Frederick Engels in Deutsche-Brüsseler-Zeitung

The Réforme and The National [213]

Source: MECW Volume 6, p. 406;
Written: at the end of December 1847;
First published: in the Deutsche-Brüsseler-Zeitung, December 30, 1847.

Following the Lille banquet a controversy developed between the Réforme and the National, which has now led to a decisive split between the two papers.

The facts are as follows:

From the inception of the reform banquets the National has attached itself even more openly than before to the dynastic opposition .[214] At the Lille banquet M. Degeorge of the National withdrew together with Odilon Barrot. The National expressed its opinion of the Lille banquet in terms that were more than equivocal. Challenged by the Réforme to explain itself in more detail, it refused, with the excuse that it did not wish to start polemics with this newspaper.
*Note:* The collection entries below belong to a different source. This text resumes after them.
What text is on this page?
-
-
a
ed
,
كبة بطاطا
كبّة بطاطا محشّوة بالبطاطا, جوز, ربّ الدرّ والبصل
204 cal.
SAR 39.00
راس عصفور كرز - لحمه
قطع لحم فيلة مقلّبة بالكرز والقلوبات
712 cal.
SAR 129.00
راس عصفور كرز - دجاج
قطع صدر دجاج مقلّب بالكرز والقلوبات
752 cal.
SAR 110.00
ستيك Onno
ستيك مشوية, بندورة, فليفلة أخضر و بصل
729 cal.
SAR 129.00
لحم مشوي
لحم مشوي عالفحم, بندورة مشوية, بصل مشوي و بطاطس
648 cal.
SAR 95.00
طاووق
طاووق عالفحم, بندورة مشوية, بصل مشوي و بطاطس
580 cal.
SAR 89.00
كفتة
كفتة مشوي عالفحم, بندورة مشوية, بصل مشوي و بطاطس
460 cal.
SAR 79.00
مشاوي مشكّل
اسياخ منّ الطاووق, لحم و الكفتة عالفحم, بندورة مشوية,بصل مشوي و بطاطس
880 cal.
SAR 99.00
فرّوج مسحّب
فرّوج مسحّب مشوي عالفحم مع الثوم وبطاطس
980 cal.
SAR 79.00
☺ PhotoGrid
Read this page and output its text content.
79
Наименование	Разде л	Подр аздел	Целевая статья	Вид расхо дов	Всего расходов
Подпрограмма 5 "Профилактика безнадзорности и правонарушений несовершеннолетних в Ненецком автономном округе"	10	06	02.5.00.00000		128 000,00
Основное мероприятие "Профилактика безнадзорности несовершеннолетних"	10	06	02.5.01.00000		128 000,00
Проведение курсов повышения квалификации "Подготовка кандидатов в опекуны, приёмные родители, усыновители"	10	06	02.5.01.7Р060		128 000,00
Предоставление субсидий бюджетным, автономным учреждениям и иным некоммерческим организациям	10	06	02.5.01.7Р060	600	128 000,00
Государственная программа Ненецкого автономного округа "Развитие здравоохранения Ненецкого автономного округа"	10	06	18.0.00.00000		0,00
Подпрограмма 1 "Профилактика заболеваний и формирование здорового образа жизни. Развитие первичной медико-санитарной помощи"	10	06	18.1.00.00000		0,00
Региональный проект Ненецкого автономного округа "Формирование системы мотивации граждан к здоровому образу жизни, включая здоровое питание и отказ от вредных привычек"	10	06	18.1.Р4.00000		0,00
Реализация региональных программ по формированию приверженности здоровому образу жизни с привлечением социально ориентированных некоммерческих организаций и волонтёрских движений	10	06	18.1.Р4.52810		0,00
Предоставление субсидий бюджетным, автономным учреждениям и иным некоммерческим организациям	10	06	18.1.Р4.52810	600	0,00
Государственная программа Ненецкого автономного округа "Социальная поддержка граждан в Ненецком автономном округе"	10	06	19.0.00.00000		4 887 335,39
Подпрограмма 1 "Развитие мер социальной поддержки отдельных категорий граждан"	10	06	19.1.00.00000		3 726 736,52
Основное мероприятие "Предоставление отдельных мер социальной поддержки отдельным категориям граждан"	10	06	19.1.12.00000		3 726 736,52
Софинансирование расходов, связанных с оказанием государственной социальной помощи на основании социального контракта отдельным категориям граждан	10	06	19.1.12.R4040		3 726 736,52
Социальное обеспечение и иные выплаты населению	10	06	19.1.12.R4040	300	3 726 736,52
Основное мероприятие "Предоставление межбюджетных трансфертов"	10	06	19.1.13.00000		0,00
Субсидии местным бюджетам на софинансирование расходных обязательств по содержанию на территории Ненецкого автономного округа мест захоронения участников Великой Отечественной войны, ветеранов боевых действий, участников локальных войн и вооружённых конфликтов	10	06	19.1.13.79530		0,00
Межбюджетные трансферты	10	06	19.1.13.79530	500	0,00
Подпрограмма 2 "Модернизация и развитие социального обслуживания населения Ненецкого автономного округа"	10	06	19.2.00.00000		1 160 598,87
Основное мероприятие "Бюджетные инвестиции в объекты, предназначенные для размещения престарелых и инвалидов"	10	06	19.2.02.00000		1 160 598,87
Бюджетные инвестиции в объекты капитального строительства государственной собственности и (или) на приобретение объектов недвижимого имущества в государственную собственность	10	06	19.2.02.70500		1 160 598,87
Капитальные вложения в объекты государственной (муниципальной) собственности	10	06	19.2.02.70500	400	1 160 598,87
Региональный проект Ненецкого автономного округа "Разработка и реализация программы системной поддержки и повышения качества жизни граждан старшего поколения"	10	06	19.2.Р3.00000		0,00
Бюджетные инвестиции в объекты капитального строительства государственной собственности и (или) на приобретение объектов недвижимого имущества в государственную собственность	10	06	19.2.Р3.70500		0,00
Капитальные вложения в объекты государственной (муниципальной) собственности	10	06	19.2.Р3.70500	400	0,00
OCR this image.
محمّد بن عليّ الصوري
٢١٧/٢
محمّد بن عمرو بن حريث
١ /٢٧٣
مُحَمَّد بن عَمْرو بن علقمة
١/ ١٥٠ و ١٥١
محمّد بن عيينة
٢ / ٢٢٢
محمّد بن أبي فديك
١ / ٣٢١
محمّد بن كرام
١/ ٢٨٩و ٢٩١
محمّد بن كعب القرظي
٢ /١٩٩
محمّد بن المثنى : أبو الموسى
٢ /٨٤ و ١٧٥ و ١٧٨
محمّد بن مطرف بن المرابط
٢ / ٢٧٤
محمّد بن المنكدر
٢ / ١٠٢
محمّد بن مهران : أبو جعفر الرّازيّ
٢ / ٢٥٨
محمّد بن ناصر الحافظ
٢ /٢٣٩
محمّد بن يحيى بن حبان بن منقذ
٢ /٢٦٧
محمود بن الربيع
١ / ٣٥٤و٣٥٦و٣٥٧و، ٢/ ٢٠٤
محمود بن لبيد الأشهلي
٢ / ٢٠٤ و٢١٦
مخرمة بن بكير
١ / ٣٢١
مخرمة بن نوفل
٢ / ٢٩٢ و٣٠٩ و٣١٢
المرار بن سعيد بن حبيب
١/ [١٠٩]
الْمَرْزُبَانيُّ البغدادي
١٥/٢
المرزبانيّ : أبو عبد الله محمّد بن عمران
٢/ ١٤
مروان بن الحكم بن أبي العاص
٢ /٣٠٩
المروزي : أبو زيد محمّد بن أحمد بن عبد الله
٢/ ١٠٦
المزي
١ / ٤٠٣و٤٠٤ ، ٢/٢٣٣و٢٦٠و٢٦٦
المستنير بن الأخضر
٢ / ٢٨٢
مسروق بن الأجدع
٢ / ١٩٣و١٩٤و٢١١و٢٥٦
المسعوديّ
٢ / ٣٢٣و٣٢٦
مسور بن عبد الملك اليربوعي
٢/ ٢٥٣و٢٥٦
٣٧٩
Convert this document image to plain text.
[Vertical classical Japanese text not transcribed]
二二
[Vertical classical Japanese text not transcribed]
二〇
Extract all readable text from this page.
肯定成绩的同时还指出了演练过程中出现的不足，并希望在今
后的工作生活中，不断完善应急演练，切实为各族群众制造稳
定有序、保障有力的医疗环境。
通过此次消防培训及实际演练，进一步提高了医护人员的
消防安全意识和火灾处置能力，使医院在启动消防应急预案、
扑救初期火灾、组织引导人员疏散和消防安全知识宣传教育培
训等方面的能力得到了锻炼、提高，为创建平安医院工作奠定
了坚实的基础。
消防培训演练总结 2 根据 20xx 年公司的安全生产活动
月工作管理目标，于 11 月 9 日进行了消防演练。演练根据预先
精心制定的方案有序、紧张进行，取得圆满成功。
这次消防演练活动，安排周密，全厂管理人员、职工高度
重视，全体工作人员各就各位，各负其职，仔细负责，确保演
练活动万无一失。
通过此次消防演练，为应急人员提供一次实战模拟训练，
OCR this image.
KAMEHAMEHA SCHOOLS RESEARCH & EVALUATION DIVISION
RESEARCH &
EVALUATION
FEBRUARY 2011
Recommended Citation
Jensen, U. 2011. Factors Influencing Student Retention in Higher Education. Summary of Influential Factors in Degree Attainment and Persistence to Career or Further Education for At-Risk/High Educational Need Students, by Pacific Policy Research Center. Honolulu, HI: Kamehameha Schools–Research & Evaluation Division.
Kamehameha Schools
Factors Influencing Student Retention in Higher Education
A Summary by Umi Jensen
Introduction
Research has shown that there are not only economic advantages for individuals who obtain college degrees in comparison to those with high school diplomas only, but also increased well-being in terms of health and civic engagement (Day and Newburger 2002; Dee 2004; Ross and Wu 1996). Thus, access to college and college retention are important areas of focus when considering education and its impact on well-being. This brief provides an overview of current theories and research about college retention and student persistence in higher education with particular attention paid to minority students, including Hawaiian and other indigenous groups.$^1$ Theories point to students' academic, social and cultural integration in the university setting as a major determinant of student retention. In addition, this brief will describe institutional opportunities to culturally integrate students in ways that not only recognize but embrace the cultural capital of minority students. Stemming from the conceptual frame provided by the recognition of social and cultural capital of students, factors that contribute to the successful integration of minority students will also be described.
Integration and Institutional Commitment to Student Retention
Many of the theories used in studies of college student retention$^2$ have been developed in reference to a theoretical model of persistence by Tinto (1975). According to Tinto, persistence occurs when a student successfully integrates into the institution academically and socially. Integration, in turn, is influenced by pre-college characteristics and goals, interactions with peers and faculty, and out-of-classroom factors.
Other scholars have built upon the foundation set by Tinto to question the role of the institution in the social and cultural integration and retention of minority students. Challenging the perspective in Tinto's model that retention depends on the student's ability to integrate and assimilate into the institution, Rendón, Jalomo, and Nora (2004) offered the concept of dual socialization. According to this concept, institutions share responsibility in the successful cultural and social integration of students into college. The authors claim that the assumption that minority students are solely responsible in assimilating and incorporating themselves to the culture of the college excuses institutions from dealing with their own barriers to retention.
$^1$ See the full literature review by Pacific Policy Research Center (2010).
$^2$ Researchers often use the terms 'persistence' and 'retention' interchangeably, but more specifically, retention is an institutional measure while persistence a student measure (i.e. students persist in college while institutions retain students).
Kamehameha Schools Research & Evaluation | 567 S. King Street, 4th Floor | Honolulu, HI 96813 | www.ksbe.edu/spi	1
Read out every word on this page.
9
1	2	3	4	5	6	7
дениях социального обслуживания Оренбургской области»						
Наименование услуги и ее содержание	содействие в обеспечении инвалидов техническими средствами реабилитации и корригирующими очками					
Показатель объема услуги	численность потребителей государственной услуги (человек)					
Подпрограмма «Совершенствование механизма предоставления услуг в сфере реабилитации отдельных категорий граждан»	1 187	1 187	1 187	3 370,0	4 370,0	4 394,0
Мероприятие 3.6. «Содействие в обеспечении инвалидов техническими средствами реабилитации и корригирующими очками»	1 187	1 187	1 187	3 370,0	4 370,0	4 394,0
This was no reason at all for failing to comment on facts. To be brief, the Réforme did not let the matter drop and eventually attacked M. Garnier-Pagès of the National for a speech in which he denied the existence of classes and deleted the bourgeoisie and the proletariat in the general phrase of citoyens français. Now, at last, the National declared that it would defend its friends against a newspaper which cast suspicion on all worthy patriots, such as Carnot, Garnier-Pagès, etc.

The National, very soon defeated on every point, could finally hit upon no other expedient than to accuse the Réforme of communism.

“You speak of indefinite strivings, of theories and systems which arise among the people, you censure us for openly attacking these — to put it bluntly — communistic strivings. Very well then, declare yourselves directly, either for or against communism. We declare for all to hear that we have nothing in common with the Communists, with these people who deny property, family and country. When the day of battle comes we shall fight not with, but against these abominable strivings. We have no peace, no tolerance for these odious fantasies, for this absurd and barbarous (sauvage) system

which bestialises man and reduces him to the level of a brute (le réduit à l'état de brute). And you believe the people would be with you? The people would surrender what little property they have earned in the sweat of their brow, their family, their country? You believe that the people would ever allow themselves to be persuaded that it is a matter of indifference whether or not Austria brings us under the yoke of her despotism, whether or not the Powers dismember France?"
[from the leading article in La Réforme, December 21, 1847; the below is from the same source]

To such grounds against communism the National adds its plans for improving the condition of the workers — postal reform, financial reform, luxury taxes, state subsidies, the abolition of the octrois [215] and free competition.

Correcting the ridiculous ideas of communism held by the National is not worth the effort. It is ludicrous, however, that the National is still parading the terrifying fantasy of a constantly threatening invasion by the “Great Powers”, and that it still believes that beyond the Rhine and across the Channel there are millions of bayonets pointed against France, and hundreds of thousands of cannons aimed at Paris. The Réforme has quite correctly replied to this that in the event of an invasion by the Kings it will not be the fortifications which will serve as a rampart, but the peoples themselves.

With reference to the article from the National quoted above the Réforme declares:

“We are not communistic, and our reason is that communism disregards the laws of production, that it is not concerned with ensuring that enough is produced for the whole of society. But the economic proposals of the Communists stand closer to us than those of the National, which accepts the existing bourgeois economics without further ado. We shall defend the Communists against the police and the National also in the future, because we acknowledge at least their right of discussion, and because the doctrines that originate from the workers themselves always deserve consideration. “

We thank the Réforme for the energetic way in which it has stood for true democracy as against the National. We thank the Réforme for defending communism against it. We willingly acknowledge that the Réforme has always defended the Communists whenever they have been persecuted by the government. Alone of all the Paris newspapers, the Réforme defended the materialistic Communists when they were dragged to court by M. Delangle [216]; on this same occasion M. Cabet almost conceded that the government was right as against the materialists. We are glad that the Réforme, even in the more or less undeveloped forms in which communism has so far appeared, has discovered a kernel of truth to which it stands closer than it does to the representatives of bourgeois economics. On the other hand, we hope to be able to prove to the Réforme before long that communism as we defend it is still more closely related to the principles of the Réforme than to communism itself as it has hitherto been presented in France, and as it now is being spread, in part, abroad.

In its repudiation of the National, furthermore, the Réforme is only pronouncing the same judgment that the democratic movement in Germany, England and Belgium, indeed everywhere except in France, has long since passed on it.